Every month we highlight one partner of the Europeana Newspapers Project. These articles will give you the ‘inside story’ about our partners, their specific role within the project and the various challenges that arise with the refinement and aggregation of historical newspapers. This month we feature the Bibliothèque nationale de France. The french version of this article is available here.
The Bibliothèque nationale de France (BnF) collects, preserves and makes the documentary heritage of France available to a large audience on its site and online. The BnF’s collections are unique in the world: 14 million books and printed documents, manuscripts, prints, photographs, maps and plans, scores, coins, medals, sound documents, video and multimedia documents, etc. covering all disciplines. The BnF’s digital library, Gallica, provides access to over two and a half million documents.
Because of the wide range of activities linked to the Europeana Newspapers Project, a unique and tailor made team with colleagues coming from no less than 5 departments of the library is currently working together.
Which content does the BnF provide to the Europeana Newspapers Project?
With more than 5 million of newspapers digitised pages (from which nearly 4 million are OCR-ed), the BnF offers one of the richest digitised newspaper collections in Europe and provides the project with the highest number of digitised issues (1,385,727 pages for OCR and 1,002,761 pages for OLR). This is the only corpus of the project in French.
The concerning newspapers are out of copyright and focus on a period ranging from the beginning of the 19th century to the middle of the 20th century. They were selected with the idea of offering those newspapers that researchers and the general public request the most in the digital library Gallica.

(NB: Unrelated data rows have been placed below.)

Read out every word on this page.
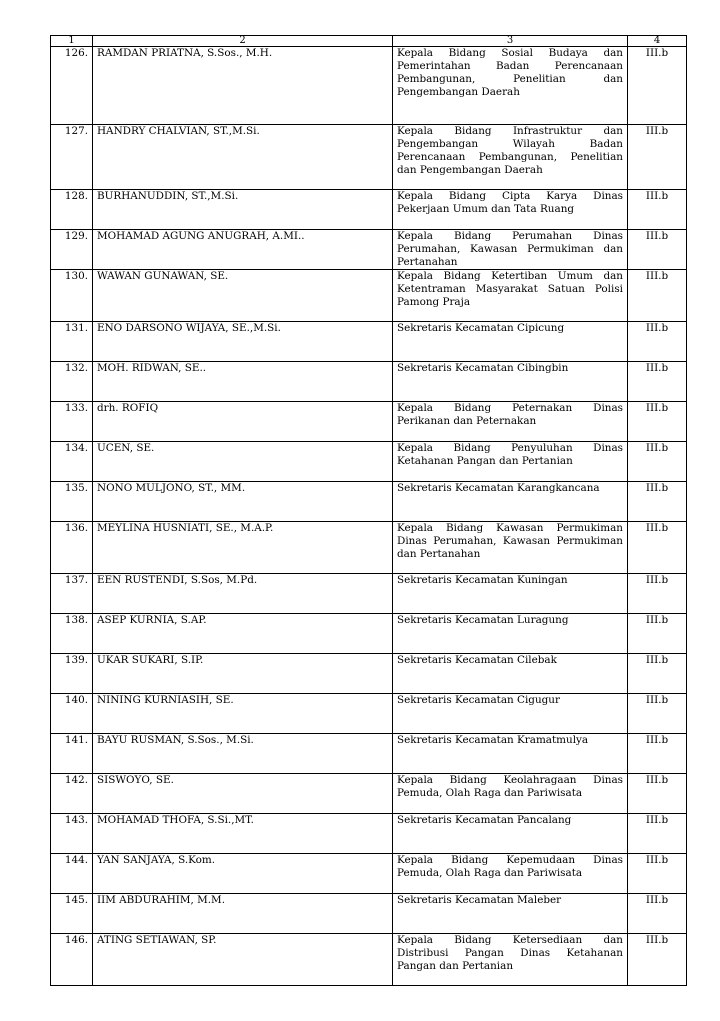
1	2	3	4
126.	RAMDAN PRIATNA, S.Sos., M.H.	Kepala Bidang Sosial Budaya dan Pemerintahan Badan Perencanaan Pembangunan, Penelitian dan Pengembangan Daerah	III.b
127.	HANDRY CHALVIAN, ST.,M.Si.	Kepala Bidang Infrastruktur dan Pengembangan Wilayah Badan Perencanaan Pembangunan, Penelitian dan Pengembangan Daerah	III.b
128.	BURHANUDDIN, ST.,M.Si.	Kepala Bidang Cipta Karya Dinas Pekerjaan Umum dan Tata Ruang	III.b
129.	MOHAMAD AGUNG ANUGRAH, A.MI..	Kepala Bidang Perumahan Dinas Perumahan, Kawasan Permukiman dan Pertanahan	III.b
130.	WAWAN GUNAWAN, SE.	Kepala Bidang Ketertiban Umum dan Ketentraman Masyarakat Satuan Polisi Pamong Praja	III.b
131.	ENO DARSONO WIJAYA, SE.,M.Si.	Sekretaris Kecamatan Cipicung	III.b
132.	MOH. RIDWAN, SE..	Sekretaris Kecamatan Cibingbin	III.b
133.	drh. ROFIQ	Kepala Bidang Peternakan Dinas Perikanan dan Peternakan	III.b
134.	UCEN, SE.	Kepala Bidang Penyuluhan Dinas Ketahanan Pangan dan Pertanian	III.b
135.	NONO MULJONO, ST., MM.	Sekretaris Kecamatan Karangkancana	III.b
136.	MEYLINA HUSNIATI, SE., M.A.P.	Kepala Bidang Kawasan Permukiman Dinas Perumahan, Kawasan Permukiman dan Pertanahan	III.b
137.	EEN RUSTENDI, S.Sos, M.Pd.	Sekretaris Kecamatan Kuningan	III.b
138.	ASEP KURNIA, S.AP.	Sekretaris Kecamatan Luragung	III.b
139.	UKAR SUKARI, S.IP.	Sekretaris Kecamatan Cilebak	III.b
140.	NINING KURNIASIH, SE.	Sekretaris Kecamatan Cigugur	III.b
141.	BAYU RUSMAN, S.Sos., M.Si.	Sekretaris Kecamatan Kramatmulya	III.b
142.	SISWOYO, SE.	Kepala Bidang Keolahragaan Dinas Pemuda, Olah Raga dan Pariwisata	III.b
143.	MOHAMAD THOFA, S.Si.,MT.	Sekretaris Kecamatan Pancalang	III.b
144.	YAN SANJAYA, S.Kom.	Kepala Bidang Kepemudaan Dinas Pemuda, Olah Raga dan Pariwisata	III.b
145.	IIM ABDURAHIM, M.M.	Sekretaris Kecamatan Maleber	III.b
146.	ATING SETIAWAN, SP.	Kepala Bidang Ketersediaan dan Distribusi Pangan Dinas Ketahanan Pangan dan Pertanian	III.b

A famous example is the well known “J’accuse”. On January 13th 1898, Emile Zola published on the front-page of “l’Aurore” a defense of Captain Dreyfus who was accused of high treason in the form of an open letter to President Félix Faure. In his plea, Zola is making this case as a national and public one, putting the Republic and its values at the center of his arguments. This article shook the regime on its foundations and has become one of the most famous newspaper articles ever.
What impact does and will the project have on your library and its users?

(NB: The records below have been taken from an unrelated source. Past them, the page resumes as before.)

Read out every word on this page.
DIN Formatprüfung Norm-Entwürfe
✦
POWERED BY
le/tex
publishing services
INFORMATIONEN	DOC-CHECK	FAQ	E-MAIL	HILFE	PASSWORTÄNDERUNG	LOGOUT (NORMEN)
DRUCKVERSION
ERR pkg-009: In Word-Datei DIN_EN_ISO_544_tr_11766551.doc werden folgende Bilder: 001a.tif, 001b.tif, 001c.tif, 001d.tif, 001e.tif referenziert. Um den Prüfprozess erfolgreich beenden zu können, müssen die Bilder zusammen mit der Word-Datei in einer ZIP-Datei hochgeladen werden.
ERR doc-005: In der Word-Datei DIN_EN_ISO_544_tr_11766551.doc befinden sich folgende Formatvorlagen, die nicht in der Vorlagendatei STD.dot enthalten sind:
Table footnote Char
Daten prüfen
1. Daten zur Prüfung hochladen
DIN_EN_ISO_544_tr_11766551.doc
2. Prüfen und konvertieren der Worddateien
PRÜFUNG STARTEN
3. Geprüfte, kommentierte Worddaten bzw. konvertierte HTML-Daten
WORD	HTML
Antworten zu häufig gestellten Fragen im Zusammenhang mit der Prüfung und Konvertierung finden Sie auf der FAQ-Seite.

Researching specific topics and browsing through the text is more difficult with newspapers than with books or academic journals. The frequent lack of tables of contents or indexes in the French newspapers makes the research even more difficult. With the Europeana Newspapers Project, the accessibility to the journals collections and their usability by the internet users will be considerably bettered thanks to the improvement of OCR, the refinement by article and the indexing of each title. Moreover, we expect that the possibility for the search engines to identify article titles will generate additional traffic of new audiences towards Gallica and the BnF catalogue.
The Europeana Newspapers Project represents a formidable step forward for the BnF, to name a few: the metadata should be opened up more widely, the update of the METS/ALTO format is ongoing and the IT systems will have to develop functionalities in order to allow implementation and access to OLR files with Gallica.
Thanks to this project, the BnF is also working on the development of new tools to improve searches within its newspaper collections. Work is being done on named entities and on refinement by article. Even though these new functionalities are of particular interest to researchers (e.g. linguists, political scientists, literature historians), they will also benefit a larger audience as they will allow, for instance, genealogists to access personal data more easily.
With the project entering its third and final year, controlling the files once they have been OCR-ed and OCL-ed is keeping us busy, even if the quality control (level of text recognition, accurate refinement of articles, etc.) is done by sampling. Questions are also arising regarding, for example, the comparison with other previous OCR-ed versions: what version shall we propose? Can we (or should we) keep a version of the previous OCR files? What tools do we have at our disposal for the control and the comparison? What criteria and methodology should be applied? How the named entities should be implemented? We hope that these questions will create new synergies within the various departments of the library.
And what about having a concerted selection policy or even working together on thematic newspapers projects at a European level? Well, that would be the beginning of another story that would go much farther than the scope of this project…